The law allows companies who qualify under IRS regulations to avoid taxation at the corporate level. In return for this privilege, REITs must pay out at least 90 percent of their taxable income to shareholders in the form of dividends.
A Twist On Familiar Advice
Warren Buffett does not believe in investing in fads or in businesses which are overly complex or hard to comprehend. A classic tongue-in-cheek quote often attributed to both Mr. Buffett and Peter Lynch is: "Go for a business that any idiot can run -- because sooner or later, any idiot is probably going to run it."
The quote is inapt when it comes to REITs, in that when it comes to picking blue-chip REITs, quality of the management team is a critical component to consider.
REITs that are externally managed should be carefully researched to make sure that the board of trustees and management incentives are aligned with shareholders. REITs that are internally managed and focused on a single asset class often have the highest valuations based upon Funds From Operations (FFO) multiple per share, the REIT equivalent to P/E ratio.
Thus the core of the classic advice does apply to REITs: simpler is better.
Large Cap Blue-Chip Equity REITs
Unlike companies designing the latest "killer app," the next wonder drug or technology breakthrough, the largest REITs by market cap are easy to understand:
- Simon Property Group Inc (NYSE: SPG) is a $51.6-billion cap REIT that owns Class-A regional malls and outlet malls across North America, as well as joint-ventures in Europe and Asia.
- American Tower Corp (NYSE: AMT) is a $36.5-billion cap REIT that operates 70,000 communication towers located across the globe leased to wireless network providers.
- Public Storage (NYSE: PSA) is a $29.3 billion cap REIT that owns more than 2,200 self-storage locations across the U.S. and Europe, as well as holdings in PS Business Parks -- commercial and office/industrial properties.
- Equity Residential (NYSE: EQR) is a $24.3-billion cap REIT that owns almost 400 properties containing ~111,500 units concentrated in key metropolitan core markets including Los Angeles, Boston, New York, Washington D.C., Seattle, Denver and South Florida.
- Health Care REIT, Inc. (NYSE: HCN) is a $22-billion cap REIT that owns a 1,224-property portfolio of senior housing, medical office, life science and hospitals located across the U.S., Canada and United Kingdom.
4 Reasons REITs Have Performed Well YTD
1. Supply: A lack of new development since the Great Recession has resulted in more space being absorbed in most REIT classes than is being created.
However, construction of certain product types such as apartments and industrial facilities has accelerated in some markets. (The real estate business at the margin is dependent upon local market conditions, regardless of national trends).
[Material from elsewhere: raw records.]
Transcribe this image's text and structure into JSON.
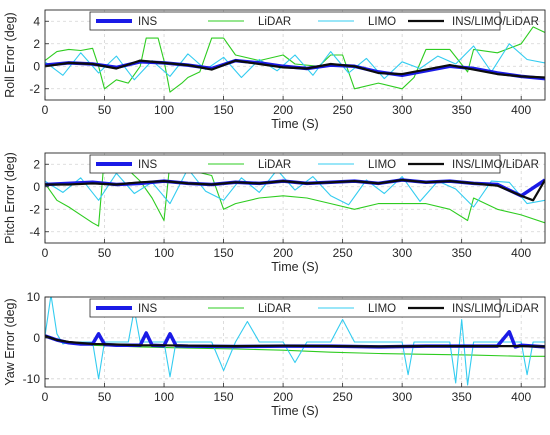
{
  "colors": {
    "ins": "#1a1ae6",
    "lidar": "#2ecc20",
    "limo": "#33ccf0",
    "fused": "#0d0d0d",
    "grid": "#d4d4d4",
    "axis": "#262626"
  },
  "chart_data": [
    {
      "type": "line",
      "xlabel": "Time (S)",
      "ylabel": "Roll Error (deg)",
      "xlim": [
        0,
        420
      ],
      "ylim": [
        -3,
        5
      ],
      "xticks": [
        0,
        50,
        100,
        150,
        200,
        250,
        300,
        350,
        400
      ],
      "yticks": [
        -2,
        0,
        2,
        4
      ],
      "grid": "dashed",
      "legend": "top, horizontal",
      "series": [
        {
          "name": "INS",
          "x": [
            0,
            20,
            40,
            60,
            80,
            100,
            120,
            140,
            160,
            180,
            200,
            220,
            240,
            260,
            280,
            300,
            320,
            340,
            360,
            380,
            400,
            420
          ],
          "y": [
            0.1,
            0.3,
            0.2,
            -0.1,
            0.4,
            0.3,
            0.1,
            -0.2,
            0.5,
            0.3,
            0.0,
            -0.2,
            0.1,
            0.0,
            -0.5,
            -0.8,
            -0.4,
            0.0,
            -0.2,
            -0.6,
            -0.9,
            -1.1
          ]
        },
        {
          "name": "LiDAR",
          "x": [
            0,
            10,
            20,
            30,
            40,
            45,
            50,
            60,
            70,
            80,
            85,
            95,
            100,
            105,
            115,
            120,
            130,
            140,
            150,
            160,
            180,
            200,
            210,
            230,
            240,
            250,
            260,
            280,
            300,
            310,
            320,
            340,
            355,
            360,
            380,
            400,
            410,
            420
          ],
          "y": [
            0.5,
            1.3,
            1.5,
            1.4,
            1.6,
            0.0,
            -2.0,
            -1.2,
            -1.5,
            0.0,
            2.5,
            2.5,
            0.5,
            -2.3,
            -1.5,
            -1.0,
            -0.5,
            2.5,
            2.5,
            1.0,
            0.5,
            1.0,
            0.2,
            0.0,
            1.0,
            1.0,
            -2.0,
            -1.5,
            -2.0,
            -1.0,
            1.5,
            1.5,
            -0.5,
            1.5,
            1.2,
            2.0,
            3.5,
            3.0
          ]
        },
        {
          "name": "LIMO",
          "x": [
            0,
            15,
            30,
            45,
            60,
            75,
            90,
            105,
            120,
            135,
            150,
            165,
            180,
            195,
            210,
            225,
            240,
            255,
            270,
            285,
            300,
            315,
            330,
            345,
            360,
            375,
            390,
            405,
            420
          ],
          "y": [
            0.4,
            -0.8,
            1.2,
            -0.6,
            0.9,
            -1.2,
            0.5,
            -0.9,
            1.1,
            -0.3,
            0.8,
            -1.0,
            0.6,
            -0.4,
            1.0,
            -0.8,
            1.3,
            -0.6,
            0.7,
            -1.1,
            0.4,
            -0.2,
            0.9,
            0.2,
            1.8,
            -0.5,
            2.0,
            0.6,
            0.3
          ]
        },
        {
          "name": "INS/LIMO/LiDAR",
          "x": [
            0,
            20,
            40,
            60,
            80,
            100,
            120,
            140,
            160,
            180,
            200,
            220,
            240,
            260,
            280,
            300,
            320,
            340,
            360,
            380,
            400,
            420
          ],
          "y": [
            0.0,
            0.3,
            0.2,
            -0.2,
            0.5,
            0.3,
            0.1,
            -0.3,
            0.5,
            0.2,
            -0.1,
            -0.2,
            0.2,
            0.0,
            -0.6,
            -0.7,
            -0.3,
            0.1,
            -0.3,
            -0.7,
            -0.9,
            -1.0
          ]
        }
      ]
    },
    {
      "type": "line",
      "xlabel": "Time (S)",
      "ylabel": "Pitch Error (deg)",
      "xlim": [
        0,
        420
      ],
      "ylim": [
        -5,
        3
      ],
      "xticks": [
        0,
        50,
        100,
        150,
        200,
        250,
        300,
        350,
        400
      ],
      "yticks": [
        -4,
        -2,
        0,
        2
      ],
      "grid": "dashed",
      "legend": "top, horizontal",
      "series": [
        {
          "name": "INS",
          "x": [
            0,
            20,
            40,
            60,
            80,
            100,
            120,
            140,
            160,
            180,
            200,
            220,
            240,
            260,
            280,
            300,
            320,
            340,
            360,
            380,
            400,
            420
          ],
          "y": [
            0.2,
            0.3,
            0.4,
            0.2,
            0.3,
            0.5,
            0.3,
            0.2,
            0.4,
            0.3,
            0.5,
            0.3,
            0.4,
            0.5,
            0.3,
            0.6,
            0.4,
            0.5,
            0.3,
            0.2,
            -0.8,
            0.6
          ]
        },
        {
          "name": "LiDAR",
          "x": [
            0,
            10,
            20,
            30,
            40,
            45,
            50,
            60,
            70,
            80,
            90,
            100,
            105,
            110,
            120,
            140,
            150,
            160,
            180,
            200,
            220,
            240,
            260,
            280,
            300,
            320,
            340,
            355,
            360,
            380,
            400,
            420
          ],
          "y": [
            0.3,
            -1.2,
            -1.8,
            -2.5,
            -3.2,
            -3.5,
            2.8,
            2.0,
            1.5,
            0.5,
            -1.0,
            -3.0,
            2.2,
            2.0,
            1.5,
            1.0,
            -2.0,
            -1.5,
            -1.0,
            -0.8,
            -1.0,
            -1.5,
            -2.0,
            -1.5,
            -1.5,
            -1.5,
            -2.0,
            -3.0,
            -1.0,
            -2.0,
            -2.5,
            -3.2
          ]
        },
        {
          "name": "LIMO",
          "x": [
            0,
            15,
            30,
            45,
            60,
            75,
            90,
            105,
            120,
            135,
            150,
            165,
            180,
            195,
            210,
            225,
            240,
            255,
            270,
            285,
            300,
            315,
            330,
            345,
            360,
            375,
            390,
            405,
            420
          ],
          "y": [
            0.5,
            -0.5,
            0.8,
            -1.2,
            1.2,
            -0.6,
            0.4,
            -1.5,
            1.6,
            -0.4,
            -1.2,
            0.8,
            -0.5,
            1.5,
            -0.3,
            0.9,
            -0.8,
            -1.6,
            0.6,
            -0.6,
            0.9,
            -1.3,
            0.5,
            -0.2,
            -1.8,
            0.5,
            0.4,
            -1.5,
            -1.2
          ]
        },
        {
          "name": "INS/LIMO/LiDAR",
          "x": [
            0,
            20,
            40,
            60,
            80,
            100,
            120,
            140,
            160,
            180,
            200,
            220,
            240,
            260,
            280,
            300,
            320,
            340,
            360,
            380,
            400,
            410,
            420
          ],
          "y": [
            0.2,
            0.2,
            0.3,
            0.2,
            0.4,
            0.5,
            0.3,
            0.2,
            0.4,
            0.3,
            0.5,
            0.3,
            0.4,
            0.5,
            0.3,
            0.6,
            0.4,
            0.5,
            0.3,
            0.1,
            -0.8,
            -1.2,
            0.6
          ]
        }
      ]
    },
    {
      "type": "line",
      "xlabel": "Time (S)",
      "ylabel": "Yaw Error (deg)",
      "xlim": [
        0,
        420
      ],
      "ylim": [
        -12,
        10
      ],
      "xticks": [
        0,
        50,
        100,
        150,
        200,
        250,
        300,
        350,
        400
      ],
      "yticks": [
        -10,
        0,
        10
      ],
      "grid": "dashed",
      "legend": "top, horizontal",
      "series": [
        {
          "name": "INS",
          "x": [
            0,
            10,
            20,
            30,
            40,
            45,
            50,
            60,
            80,
            85,
            90,
            100,
            105,
            110,
            120,
            160,
            200,
            240,
            280,
            320,
            360,
            380,
            390,
            395,
            400,
            420
          ],
          "y": [
            0.5,
            -0.5,
            -1.2,
            -1.5,
            -1.5,
            1.0,
            -1.6,
            -1.8,
            -1.8,
            1.2,
            -1.8,
            -1.9,
            1.0,
            -1.9,
            -2.0,
            -2.1,
            -2.0,
            -2.0,
            -2.2,
            -2.0,
            -2.0,
            -2.0,
            1.5,
            -2.2,
            -1.8,
            -2.2
          ]
        },
        {
          "name": "LiDAR",
          "x": [
            0,
            20,
            40,
            80,
            120,
            160,
            200,
            240,
            280,
            320,
            360,
            400,
            420
          ],
          "y": [
            0.5,
            -1.0,
            -1.8,
            -2.2,
            -2.5,
            -2.7,
            -3.0,
            -3.5,
            -3.8,
            -4.0,
            -4.2,
            -4.5,
            -4.5
          ]
        },
        {
          "name": "LIMO",
          "x": [
            0,
            5,
            10,
            15,
            20,
            40,
            45,
            50,
            60,
            70,
            75,
            80,
            100,
            105,
            110,
            120,
            140,
            150,
            160,
            170,
            180,
            200,
            210,
            220,
            240,
            250,
            260,
            280,
            300,
            305,
            310,
            320,
            340,
            345,
            350,
            355,
            360,
            380,
            400,
            405,
            410,
            420
          ],
          "y": [
            0.5,
            10.5,
            1.0,
            -1.5,
            -1.0,
            -1.0,
            -10.0,
            -1.0,
            -1.0,
            -1.0,
            7.0,
            -1.0,
            -1.0,
            -9.5,
            -1.0,
            -1.0,
            -1.0,
            -8.0,
            -1.0,
            4.0,
            -1.0,
            -1.0,
            -6.0,
            -1.0,
            -1.0,
            4.5,
            -1.0,
            -1.0,
            -1.0,
            -9.0,
            -1.0,
            -1.0,
            -1.0,
            -11.0,
            4.5,
            -11.5,
            -1.0,
            -1.0,
            -1.0,
            -9.0,
            -1.0,
            -1.0
          ]
        },
        {
          "name": "INS/LIMO/LiDAR",
          "x": [
            0,
            10,
            20,
            40,
            60,
            80,
            100,
            120,
            160,
            200,
            240,
            280,
            320,
            360,
            400,
            420
          ],
          "y": [
            0.5,
            -0.5,
            -1.0,
            -1.5,
            -1.6,
            -1.8,
            -1.8,
            -1.9,
            -2.0,
            -1.9,
            -2.0,
            -2.1,
            -2.0,
            -2.0,
            -2.0,
            -2.1
          ]
        }
      ]
    }
  ]
}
2. Demand: The U.S. economy has been improving steadily for the past few years and continues to grow at a steady pace.
Well-located shopping centers and regional malls are performing well. Businesses that had delayed hiring decisions and facility expansion have been leasing offices, warehouses and R&D facilities. The sharp increase in wireless data and cloud computing has been a boon to REITs that lease out cell towers and data centers.
3. Available Equity and Debt: During 2013 and 2014 there has been an abundance of REIT IPOs and secondary equity offerings. Well-managed REITs have been able to replace higher interest rate debt and/or floating credit facilities with lower cost debt. This contrasts with the environment in 2008-2009 when capital markets shunned real estate.
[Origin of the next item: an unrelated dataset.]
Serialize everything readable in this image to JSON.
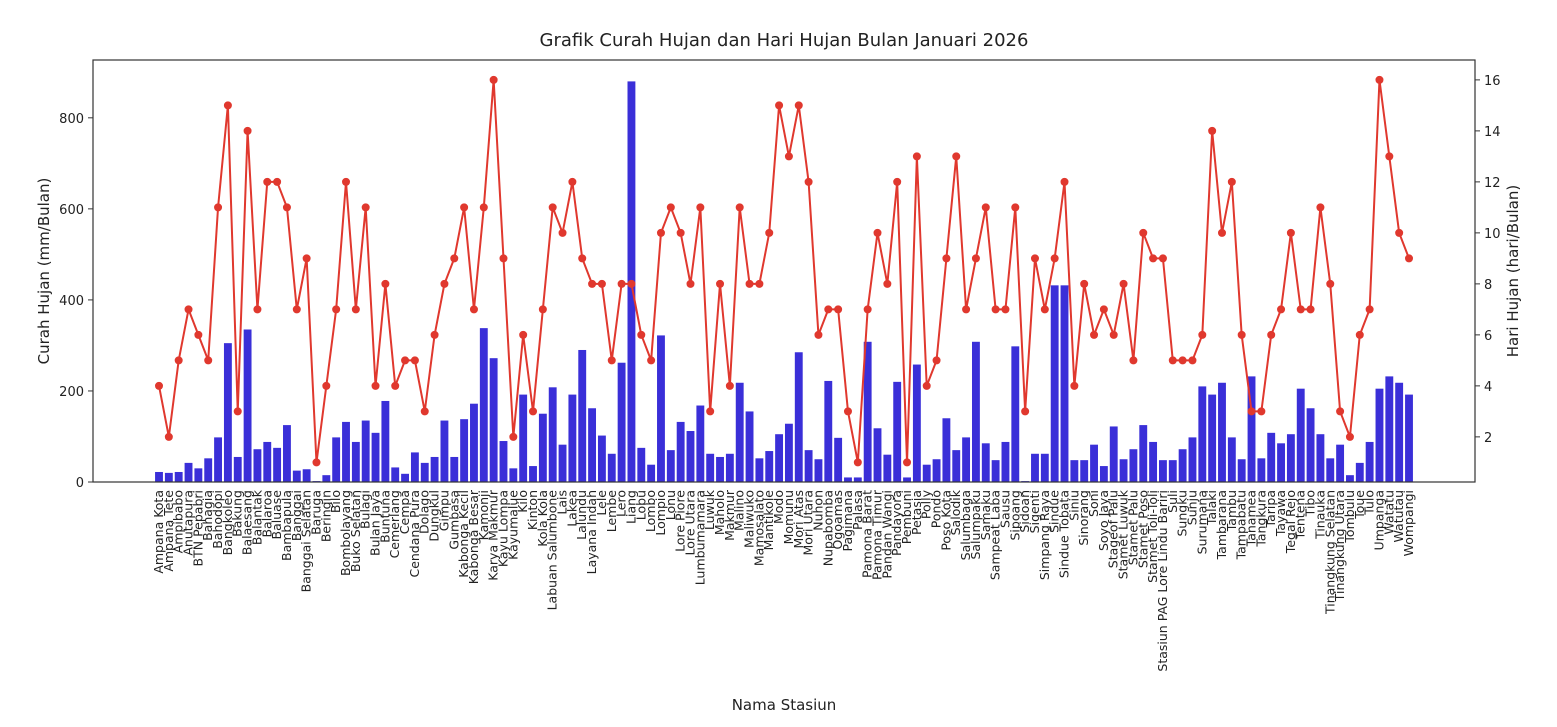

4. Better Leasing Spreads: The lower cost of capital has allowed REITs that typically sign long-term leases -- such as the single-tenant triple-net REIT sector -- to lock in a higher spread between cost of capital and revenue per square foot.
Strong Performance Across Most REIT Sectors
In the face of weaker U.S. retail sales forecasts, economic weakness in Europe, and Ebola concerns that have dominated recent headlines, investors have seen almost all REIT sectors outperform the S&P YTD.
However, there has been weakness in the new single-family home rental asset class -- a new business model -- and recent weakness in the lodging sector that has been attributed primarily to fears regarding Ebola.
Investors who are not currently invested in this alternative asset class may want to consider researching REITs or discussing the merits of including them as part of a diversified portfolio with their investment advisors.